Quindici giorni prima Di Cristina svelò ai carabinieri che Luciano Liggio, boss dei Corleonesi, voleva assassinare il giudice Cesare Terranova, da poco rientrato nella magistratura palermitana dopo una parentesi parlamentare. Egli rivelò pure che Liggio uccise Pietro Scaglione, procuratore capo di Palermo. Di Cristina concluse che i Corleonesi stavano dando la scalata alla mafia.
Cesare Terranova fu ucciso, i verbali dei Carabinieri rimasero nei cassetti della magistratura e nell’archivio centrale dell’Arma. Non sarebbe tuttavia bastata la magistratura a coprire i Corleonesi.
Fino alla fine degli anni ‘90 la tesi “non esiste una sola mafia” fu cavallo di battaglia dell’Fbi; così volle il suo fondatore Edgard Hoover. Questi costituì un potere parallelo nell’amministrazione americana, occulto e acostituzionale, perfettamente dimensionato per entrare in relazione cogli analoghi poteri sparsi per il mondo. Quel potere fu irradiato in tutti i paesi vassalli degli Usa. Fbi e mafia viaggiarono sullo stesso treno anche se in carrozze differenti, almeno sin dai tempi del duplice assassinio dei fratelli Kennedy.

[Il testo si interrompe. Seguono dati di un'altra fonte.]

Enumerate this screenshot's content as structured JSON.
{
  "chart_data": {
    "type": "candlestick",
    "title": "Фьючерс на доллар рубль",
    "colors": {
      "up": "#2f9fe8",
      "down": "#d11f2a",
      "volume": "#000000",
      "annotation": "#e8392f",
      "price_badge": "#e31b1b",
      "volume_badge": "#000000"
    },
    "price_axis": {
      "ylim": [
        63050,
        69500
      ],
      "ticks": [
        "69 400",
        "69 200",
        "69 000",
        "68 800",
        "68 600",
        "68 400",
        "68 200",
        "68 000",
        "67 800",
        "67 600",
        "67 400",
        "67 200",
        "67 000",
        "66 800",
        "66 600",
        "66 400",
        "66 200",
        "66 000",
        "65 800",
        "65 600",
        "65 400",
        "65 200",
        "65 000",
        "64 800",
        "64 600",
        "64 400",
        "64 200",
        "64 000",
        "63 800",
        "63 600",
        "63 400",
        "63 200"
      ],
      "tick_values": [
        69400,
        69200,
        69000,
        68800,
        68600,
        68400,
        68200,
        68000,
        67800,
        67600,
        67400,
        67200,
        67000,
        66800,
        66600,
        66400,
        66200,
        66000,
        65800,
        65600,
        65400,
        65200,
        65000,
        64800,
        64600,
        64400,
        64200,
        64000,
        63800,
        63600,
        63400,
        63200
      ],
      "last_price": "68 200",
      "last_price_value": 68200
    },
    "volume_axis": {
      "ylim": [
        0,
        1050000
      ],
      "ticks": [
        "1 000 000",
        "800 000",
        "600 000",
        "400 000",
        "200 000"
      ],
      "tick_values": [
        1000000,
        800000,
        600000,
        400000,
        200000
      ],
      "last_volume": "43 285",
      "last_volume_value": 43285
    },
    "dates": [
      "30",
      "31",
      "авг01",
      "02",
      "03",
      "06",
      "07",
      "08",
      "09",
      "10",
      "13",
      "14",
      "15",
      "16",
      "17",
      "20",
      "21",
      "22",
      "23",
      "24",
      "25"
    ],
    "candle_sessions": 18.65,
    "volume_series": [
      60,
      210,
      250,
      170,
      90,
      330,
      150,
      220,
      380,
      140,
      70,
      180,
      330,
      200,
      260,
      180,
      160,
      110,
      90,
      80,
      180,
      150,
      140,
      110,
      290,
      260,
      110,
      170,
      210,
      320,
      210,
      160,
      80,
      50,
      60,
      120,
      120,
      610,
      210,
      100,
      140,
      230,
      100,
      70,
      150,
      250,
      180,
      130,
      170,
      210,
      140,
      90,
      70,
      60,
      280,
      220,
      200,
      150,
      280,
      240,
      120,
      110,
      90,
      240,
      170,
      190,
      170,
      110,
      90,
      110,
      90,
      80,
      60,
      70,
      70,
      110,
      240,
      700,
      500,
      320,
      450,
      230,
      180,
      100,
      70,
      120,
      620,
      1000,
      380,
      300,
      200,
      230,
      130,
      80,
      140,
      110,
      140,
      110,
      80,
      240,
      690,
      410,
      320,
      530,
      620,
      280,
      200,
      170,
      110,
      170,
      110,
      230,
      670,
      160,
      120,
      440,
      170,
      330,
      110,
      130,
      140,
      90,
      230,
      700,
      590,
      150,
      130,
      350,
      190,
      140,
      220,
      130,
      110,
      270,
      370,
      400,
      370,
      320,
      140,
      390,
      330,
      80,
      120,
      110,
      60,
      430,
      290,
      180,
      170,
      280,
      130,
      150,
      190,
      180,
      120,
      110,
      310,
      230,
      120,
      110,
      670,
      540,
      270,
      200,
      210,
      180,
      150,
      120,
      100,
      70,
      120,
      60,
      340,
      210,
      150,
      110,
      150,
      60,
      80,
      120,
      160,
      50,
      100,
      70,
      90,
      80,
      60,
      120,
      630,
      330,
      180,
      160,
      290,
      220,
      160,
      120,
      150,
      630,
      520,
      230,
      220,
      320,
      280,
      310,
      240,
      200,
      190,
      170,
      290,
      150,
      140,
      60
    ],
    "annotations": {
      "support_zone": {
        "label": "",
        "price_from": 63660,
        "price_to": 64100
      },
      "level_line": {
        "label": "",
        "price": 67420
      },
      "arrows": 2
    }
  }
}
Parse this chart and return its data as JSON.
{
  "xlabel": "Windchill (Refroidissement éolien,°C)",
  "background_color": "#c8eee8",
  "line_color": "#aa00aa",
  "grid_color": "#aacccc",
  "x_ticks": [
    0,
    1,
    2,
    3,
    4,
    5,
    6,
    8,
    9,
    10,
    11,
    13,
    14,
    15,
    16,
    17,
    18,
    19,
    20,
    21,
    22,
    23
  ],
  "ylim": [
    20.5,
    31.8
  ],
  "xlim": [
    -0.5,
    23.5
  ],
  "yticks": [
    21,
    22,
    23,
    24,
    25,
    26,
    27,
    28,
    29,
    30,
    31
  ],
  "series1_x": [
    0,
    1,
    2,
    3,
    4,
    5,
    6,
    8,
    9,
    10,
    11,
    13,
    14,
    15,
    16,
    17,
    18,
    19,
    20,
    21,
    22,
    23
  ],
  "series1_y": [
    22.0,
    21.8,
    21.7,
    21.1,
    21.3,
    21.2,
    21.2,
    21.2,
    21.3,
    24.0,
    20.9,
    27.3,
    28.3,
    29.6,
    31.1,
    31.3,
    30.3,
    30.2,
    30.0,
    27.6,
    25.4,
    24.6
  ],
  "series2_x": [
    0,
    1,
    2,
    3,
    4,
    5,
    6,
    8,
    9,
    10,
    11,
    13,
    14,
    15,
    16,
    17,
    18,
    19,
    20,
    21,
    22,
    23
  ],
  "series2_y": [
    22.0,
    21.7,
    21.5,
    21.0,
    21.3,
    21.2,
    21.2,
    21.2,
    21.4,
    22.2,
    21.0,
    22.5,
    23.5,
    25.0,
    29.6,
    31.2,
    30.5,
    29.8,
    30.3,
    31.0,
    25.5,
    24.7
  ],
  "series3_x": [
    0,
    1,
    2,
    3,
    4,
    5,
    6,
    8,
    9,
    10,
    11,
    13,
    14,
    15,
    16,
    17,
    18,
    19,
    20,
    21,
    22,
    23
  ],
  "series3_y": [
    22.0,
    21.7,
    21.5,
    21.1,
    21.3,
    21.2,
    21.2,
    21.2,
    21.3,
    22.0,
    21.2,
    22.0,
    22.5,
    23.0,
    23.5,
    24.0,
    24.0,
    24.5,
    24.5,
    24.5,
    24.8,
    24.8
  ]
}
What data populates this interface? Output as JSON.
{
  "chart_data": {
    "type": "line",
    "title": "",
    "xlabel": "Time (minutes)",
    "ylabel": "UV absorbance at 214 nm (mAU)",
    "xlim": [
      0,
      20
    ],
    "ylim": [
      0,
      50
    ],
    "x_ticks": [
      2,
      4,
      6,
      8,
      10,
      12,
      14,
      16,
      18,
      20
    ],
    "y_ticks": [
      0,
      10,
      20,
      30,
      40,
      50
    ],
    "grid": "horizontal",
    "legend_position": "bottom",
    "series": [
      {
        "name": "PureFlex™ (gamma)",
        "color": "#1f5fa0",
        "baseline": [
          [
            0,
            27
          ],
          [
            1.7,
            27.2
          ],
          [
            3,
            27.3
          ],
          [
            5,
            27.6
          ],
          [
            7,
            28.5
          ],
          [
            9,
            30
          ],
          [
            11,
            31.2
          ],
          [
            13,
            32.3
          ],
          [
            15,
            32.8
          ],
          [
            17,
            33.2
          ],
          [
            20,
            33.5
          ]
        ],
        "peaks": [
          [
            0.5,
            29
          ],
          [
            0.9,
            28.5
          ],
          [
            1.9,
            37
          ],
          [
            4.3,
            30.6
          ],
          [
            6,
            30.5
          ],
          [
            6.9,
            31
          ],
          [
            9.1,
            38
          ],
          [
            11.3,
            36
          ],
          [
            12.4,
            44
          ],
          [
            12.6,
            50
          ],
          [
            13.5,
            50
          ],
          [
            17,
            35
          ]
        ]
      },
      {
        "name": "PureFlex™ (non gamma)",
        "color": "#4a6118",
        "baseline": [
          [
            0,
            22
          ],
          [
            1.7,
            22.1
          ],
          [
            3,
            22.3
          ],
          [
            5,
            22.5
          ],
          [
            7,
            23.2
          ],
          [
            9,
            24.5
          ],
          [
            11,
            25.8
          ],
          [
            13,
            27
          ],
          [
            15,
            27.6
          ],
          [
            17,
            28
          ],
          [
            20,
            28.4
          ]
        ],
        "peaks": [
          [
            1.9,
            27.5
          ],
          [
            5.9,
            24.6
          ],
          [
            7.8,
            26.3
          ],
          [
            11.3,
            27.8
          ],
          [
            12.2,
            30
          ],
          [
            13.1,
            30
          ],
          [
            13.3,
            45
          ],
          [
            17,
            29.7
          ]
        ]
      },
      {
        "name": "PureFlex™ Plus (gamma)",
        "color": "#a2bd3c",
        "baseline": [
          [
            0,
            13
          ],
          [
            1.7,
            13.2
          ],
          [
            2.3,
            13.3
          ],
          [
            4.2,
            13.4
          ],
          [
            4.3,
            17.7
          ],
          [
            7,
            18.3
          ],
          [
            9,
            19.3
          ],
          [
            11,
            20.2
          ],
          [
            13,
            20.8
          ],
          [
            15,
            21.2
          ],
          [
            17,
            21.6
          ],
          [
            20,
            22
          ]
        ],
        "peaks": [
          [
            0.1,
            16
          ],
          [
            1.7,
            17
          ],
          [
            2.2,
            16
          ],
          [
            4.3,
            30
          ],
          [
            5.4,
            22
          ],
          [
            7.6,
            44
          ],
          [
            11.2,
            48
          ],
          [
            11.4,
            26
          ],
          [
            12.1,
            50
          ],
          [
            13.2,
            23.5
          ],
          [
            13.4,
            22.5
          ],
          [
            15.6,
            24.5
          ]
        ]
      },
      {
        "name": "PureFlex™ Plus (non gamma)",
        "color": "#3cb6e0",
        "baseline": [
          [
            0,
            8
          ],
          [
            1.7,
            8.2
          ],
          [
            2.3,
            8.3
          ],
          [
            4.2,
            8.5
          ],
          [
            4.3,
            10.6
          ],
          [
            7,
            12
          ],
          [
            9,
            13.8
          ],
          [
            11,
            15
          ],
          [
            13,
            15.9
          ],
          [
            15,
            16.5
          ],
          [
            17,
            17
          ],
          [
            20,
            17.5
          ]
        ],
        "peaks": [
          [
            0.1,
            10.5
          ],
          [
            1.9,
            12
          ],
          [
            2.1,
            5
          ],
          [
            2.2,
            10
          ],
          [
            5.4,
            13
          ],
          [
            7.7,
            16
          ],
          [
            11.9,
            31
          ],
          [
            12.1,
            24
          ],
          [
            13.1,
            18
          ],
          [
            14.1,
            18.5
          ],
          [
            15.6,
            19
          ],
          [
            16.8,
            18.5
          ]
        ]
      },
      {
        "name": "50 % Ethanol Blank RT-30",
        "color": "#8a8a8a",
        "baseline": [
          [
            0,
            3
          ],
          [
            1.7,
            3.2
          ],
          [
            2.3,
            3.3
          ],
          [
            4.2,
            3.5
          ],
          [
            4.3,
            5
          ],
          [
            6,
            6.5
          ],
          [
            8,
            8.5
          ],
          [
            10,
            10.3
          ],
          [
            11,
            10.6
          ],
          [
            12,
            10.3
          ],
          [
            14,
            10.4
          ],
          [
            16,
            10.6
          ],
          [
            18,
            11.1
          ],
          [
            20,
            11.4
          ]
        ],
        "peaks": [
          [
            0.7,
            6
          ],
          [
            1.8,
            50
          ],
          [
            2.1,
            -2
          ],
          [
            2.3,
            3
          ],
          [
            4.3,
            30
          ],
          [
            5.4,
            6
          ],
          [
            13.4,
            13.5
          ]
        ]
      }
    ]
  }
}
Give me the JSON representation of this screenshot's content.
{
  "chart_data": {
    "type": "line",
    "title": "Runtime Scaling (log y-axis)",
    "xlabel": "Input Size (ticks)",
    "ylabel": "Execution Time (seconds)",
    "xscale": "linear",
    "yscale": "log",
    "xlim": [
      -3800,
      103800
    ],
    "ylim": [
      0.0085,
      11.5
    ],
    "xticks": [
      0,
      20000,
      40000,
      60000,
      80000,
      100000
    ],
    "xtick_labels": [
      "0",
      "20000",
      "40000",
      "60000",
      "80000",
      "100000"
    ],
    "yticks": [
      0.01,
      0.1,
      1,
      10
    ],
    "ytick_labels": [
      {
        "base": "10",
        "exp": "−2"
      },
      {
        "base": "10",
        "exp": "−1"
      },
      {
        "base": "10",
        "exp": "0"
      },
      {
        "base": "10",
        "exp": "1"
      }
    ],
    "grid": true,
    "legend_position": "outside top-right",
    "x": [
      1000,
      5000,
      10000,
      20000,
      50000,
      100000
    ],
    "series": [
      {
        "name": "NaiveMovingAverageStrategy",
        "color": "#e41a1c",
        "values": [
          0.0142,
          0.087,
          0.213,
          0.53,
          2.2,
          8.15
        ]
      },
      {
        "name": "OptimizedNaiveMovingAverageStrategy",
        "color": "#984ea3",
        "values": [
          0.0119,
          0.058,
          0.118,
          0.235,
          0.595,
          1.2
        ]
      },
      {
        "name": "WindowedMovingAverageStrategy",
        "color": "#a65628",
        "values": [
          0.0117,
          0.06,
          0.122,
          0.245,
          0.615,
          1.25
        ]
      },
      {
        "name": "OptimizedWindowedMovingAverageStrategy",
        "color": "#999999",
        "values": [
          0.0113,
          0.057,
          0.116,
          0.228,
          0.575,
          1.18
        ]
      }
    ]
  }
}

Le cose cambieranno quando la mafia corleonese diverrà superflua, dopo la fine della Guerra Fredda; fino ad allora tuttavia i traffici di droga fra Sicilia e Stati Uniti corsero indisturbati. Quando condussero a qualche arresto eccellente, come Gaetano Badalamenti, si trattò d’avversari dei Corleonesi. I sequestri dei beni in conseguenza della legge La Torre? Fino alla fine della Guerra Fredda colpirono solo la mafia perdente; e anche dopo a ben vedere. Tutti gli investigatori e i magistrati italiani, frappostisi ai traffici in Sicilia e fra la Sicilia e gli Stati Uniti, furono massacrati impunemente.
Ricordiamo solo alcuni martiri d’una lunghissima lista.
Gennaio 1979: la mafia uccise Boris Giuliano il capo della squadra mobile di Palermo. Settembre: è la volta del procuratore della Repubblica Cesare Terranova.
6 Gennaio 1980: omicidio del presidente della regione Sicilia, Piersanti Mattarella.
4 Maggio: omicidio del valoroso capitano Emanuele Basile, comandante la compagnia carabinieri di Monreale, legatissimo a Paolo Borsellino.
6 Agosto: assassinio del procuratore capo della repubblica di Palermo, Gaetano Costa.
13 Giugno 1983: uccisione del valoroso capitano Mario D’Aleo, successore di Emanuele Basile. Tre mesi prima, il 13 marzo, furono assolti gli assassini di Emanuele Basile.
Nel 1988, il 25 settembre, fu la volta del Presidente di Corte di Appello Antonino Saetta, il quale, condannando i mafiosi prima assolti per la morte di Basile, squarciò un velo, immediatamente ricucito, tuttavia.
4 aprile 1992. Uccidono l’indimenticato maresciallo dei carabinieri Giuliano Guazzelli, validissimo collaboratore di Paolo Borsellino. È l’omicidio che prepara Capaci e via D’Amelio.